In the previous example, the JSON data is returned as a single column. You can map the JSON columns to SQL columns using the -c option. The -c option takes a column name and a JSON path. The JSON path is a dot separated path to the JSON column. For example, to map the lat column to d column, you can use -c lat:d="lat".

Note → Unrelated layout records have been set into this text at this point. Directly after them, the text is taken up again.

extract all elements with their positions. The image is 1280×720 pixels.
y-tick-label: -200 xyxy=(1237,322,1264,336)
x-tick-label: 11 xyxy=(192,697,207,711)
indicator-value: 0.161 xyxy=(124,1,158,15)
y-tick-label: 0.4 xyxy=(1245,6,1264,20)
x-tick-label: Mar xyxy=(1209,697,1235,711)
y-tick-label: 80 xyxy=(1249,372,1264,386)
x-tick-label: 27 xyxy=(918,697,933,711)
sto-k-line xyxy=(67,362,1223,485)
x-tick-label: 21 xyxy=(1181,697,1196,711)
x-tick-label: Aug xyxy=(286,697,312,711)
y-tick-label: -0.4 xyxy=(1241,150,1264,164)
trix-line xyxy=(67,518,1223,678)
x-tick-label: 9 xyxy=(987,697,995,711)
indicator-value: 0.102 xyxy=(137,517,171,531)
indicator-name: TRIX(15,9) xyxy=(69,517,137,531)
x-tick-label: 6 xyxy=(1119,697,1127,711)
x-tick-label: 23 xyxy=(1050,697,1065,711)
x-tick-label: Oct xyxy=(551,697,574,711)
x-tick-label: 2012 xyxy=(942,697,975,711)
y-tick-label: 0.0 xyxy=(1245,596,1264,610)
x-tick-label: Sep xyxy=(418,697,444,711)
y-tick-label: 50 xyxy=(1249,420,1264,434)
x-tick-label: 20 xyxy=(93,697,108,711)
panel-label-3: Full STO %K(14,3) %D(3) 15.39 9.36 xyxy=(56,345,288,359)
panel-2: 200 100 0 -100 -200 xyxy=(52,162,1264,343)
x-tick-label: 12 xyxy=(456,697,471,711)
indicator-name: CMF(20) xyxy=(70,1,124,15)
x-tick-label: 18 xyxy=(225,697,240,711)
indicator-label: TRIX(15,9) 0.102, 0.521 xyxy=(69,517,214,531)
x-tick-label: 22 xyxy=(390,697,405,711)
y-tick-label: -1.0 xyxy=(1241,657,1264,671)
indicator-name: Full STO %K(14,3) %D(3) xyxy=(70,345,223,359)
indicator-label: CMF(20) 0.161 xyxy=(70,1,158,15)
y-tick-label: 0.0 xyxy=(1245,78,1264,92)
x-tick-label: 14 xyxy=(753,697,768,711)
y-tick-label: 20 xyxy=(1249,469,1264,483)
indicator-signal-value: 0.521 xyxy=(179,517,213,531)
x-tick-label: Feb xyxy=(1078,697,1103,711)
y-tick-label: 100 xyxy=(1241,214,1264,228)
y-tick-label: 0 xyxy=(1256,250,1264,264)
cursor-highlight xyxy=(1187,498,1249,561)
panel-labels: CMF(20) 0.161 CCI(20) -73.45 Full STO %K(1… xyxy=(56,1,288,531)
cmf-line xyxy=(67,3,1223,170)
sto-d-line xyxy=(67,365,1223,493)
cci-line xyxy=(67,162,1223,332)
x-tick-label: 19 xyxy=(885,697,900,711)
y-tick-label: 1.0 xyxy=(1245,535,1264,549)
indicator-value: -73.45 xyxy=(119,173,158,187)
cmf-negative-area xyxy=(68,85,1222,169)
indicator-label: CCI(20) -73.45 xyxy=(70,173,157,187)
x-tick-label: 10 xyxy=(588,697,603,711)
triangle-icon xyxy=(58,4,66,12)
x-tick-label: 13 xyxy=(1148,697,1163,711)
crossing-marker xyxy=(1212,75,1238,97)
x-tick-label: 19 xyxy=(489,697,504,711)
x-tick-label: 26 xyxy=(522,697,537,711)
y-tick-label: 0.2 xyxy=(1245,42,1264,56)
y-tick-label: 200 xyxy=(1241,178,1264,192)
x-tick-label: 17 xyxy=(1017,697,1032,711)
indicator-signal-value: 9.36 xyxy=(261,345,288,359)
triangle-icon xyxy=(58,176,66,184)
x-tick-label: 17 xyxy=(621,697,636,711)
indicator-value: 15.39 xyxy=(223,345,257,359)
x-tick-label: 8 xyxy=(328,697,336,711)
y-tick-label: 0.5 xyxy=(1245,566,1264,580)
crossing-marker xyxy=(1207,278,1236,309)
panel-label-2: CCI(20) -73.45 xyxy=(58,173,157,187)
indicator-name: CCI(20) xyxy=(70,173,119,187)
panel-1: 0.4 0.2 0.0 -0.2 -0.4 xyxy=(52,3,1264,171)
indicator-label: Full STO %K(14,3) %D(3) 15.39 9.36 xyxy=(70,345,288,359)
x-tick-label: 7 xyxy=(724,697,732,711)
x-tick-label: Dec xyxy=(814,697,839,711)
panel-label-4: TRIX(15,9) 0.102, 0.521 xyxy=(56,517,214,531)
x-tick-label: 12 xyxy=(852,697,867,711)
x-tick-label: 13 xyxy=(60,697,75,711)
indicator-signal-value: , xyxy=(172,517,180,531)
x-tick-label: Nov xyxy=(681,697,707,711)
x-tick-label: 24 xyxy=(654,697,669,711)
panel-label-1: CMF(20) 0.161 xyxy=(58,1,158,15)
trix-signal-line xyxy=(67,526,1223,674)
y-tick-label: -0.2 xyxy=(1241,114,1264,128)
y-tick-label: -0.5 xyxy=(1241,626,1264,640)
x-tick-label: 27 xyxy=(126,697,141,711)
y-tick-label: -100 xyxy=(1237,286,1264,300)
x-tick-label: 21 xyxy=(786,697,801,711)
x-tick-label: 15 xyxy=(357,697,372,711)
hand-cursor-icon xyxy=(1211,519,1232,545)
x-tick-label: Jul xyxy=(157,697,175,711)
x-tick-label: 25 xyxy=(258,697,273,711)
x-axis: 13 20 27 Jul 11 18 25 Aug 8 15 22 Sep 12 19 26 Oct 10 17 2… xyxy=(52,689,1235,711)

Following example show how to create materialized view with mapped columns:

D create view transit as select *  from  fluvio_consume('helsinki --tail 5 --transforms-file=examples/short.yaml
-c lat:d="lat" -c long:d="long" -c vehicle:i="vehicle"  -c route="route" -c speed:d="speed" 
 -c time:t="tst"');

D select * from transit;

───────────┬───────────┬─────────┬─────────┬────────┬─────────────────────────┐
│    lat    │   long    │ vehicle │  route  │ speed  │          time           │
│  double   │  double   │  int32  │ varchar │ double │      timestamp_ms       │
├───────────┼───────────┼─────────┼─────────┼────────┼─────────────────────────┤
│ 60.170393 │ 24.944114 │     258 │ 1065    │   5.56 │ 2023-01-28 23:54:23.399 │
│ 60.174296 │ 24.941409 │    6065 │ 3001T   │   8.75 │ 2023-01-28 23:54:22.629 │
│ 60.172573 │  24.77937 │     971 │ 2118N   │   7.36 │ 2023-01-28 23:54:23.39  │
│ 60.171846 │ 24.941544 │    6326 │ 3001T   │   0.77 │ 2023-01-28 23:54:23.44  │
│ 60.170552 │ 25.079789 │    1360 │ 1085N   │    0.0 │ 2023-01-28 23:54:23.405 │
└───────────┴───────────┴─────────┴─────────┴────────┴─────────────────────────┘

With mapped columns, you can use SQL to perform analysis on the data. For example, to get the average speed of the vehicles by route:

D select route, avg(speed) from transit group by route;
┌─────────┬────────────┐
│  route  │ avg(speed) │
│ varchar │   double   │
├─────────┼────────────┤
│ 10655.56 │
│ 3001T   │       4.76 │
│ 2118N   │       7.36 │
│ 1085N   │        0.0 │
└─────────┴────────────┘

Converting fluvio topic data to Parquet

Previous examples show how to consume data from fluvio topic and perform SQL analysis on the data. You can also convert the data to Parquet format and perform analysis using Parquet tools. For example, to convert the data to Parquet format, you can use the COPY command:

First install Parquet extensions into DuckDB:

D INSTALL parquet; Load 'parquet';

Then run the following command to convert the data to Parquet format:

D COPY (SELECT * FROM <fluvio_topic>) TO '<parquet_file>' (FORMAT 'parquet');

For example, to convert the data from transit materialized view to helsinki.parquet file, you can run the following command:

D COPY (SELECT * FROM transit) TO 'helsinki.parquet' (FORMAT 'parquet');

Note that current version of fluvio-duck extension is not optimized for performance. It is recommended to use the COPY command for small data sets.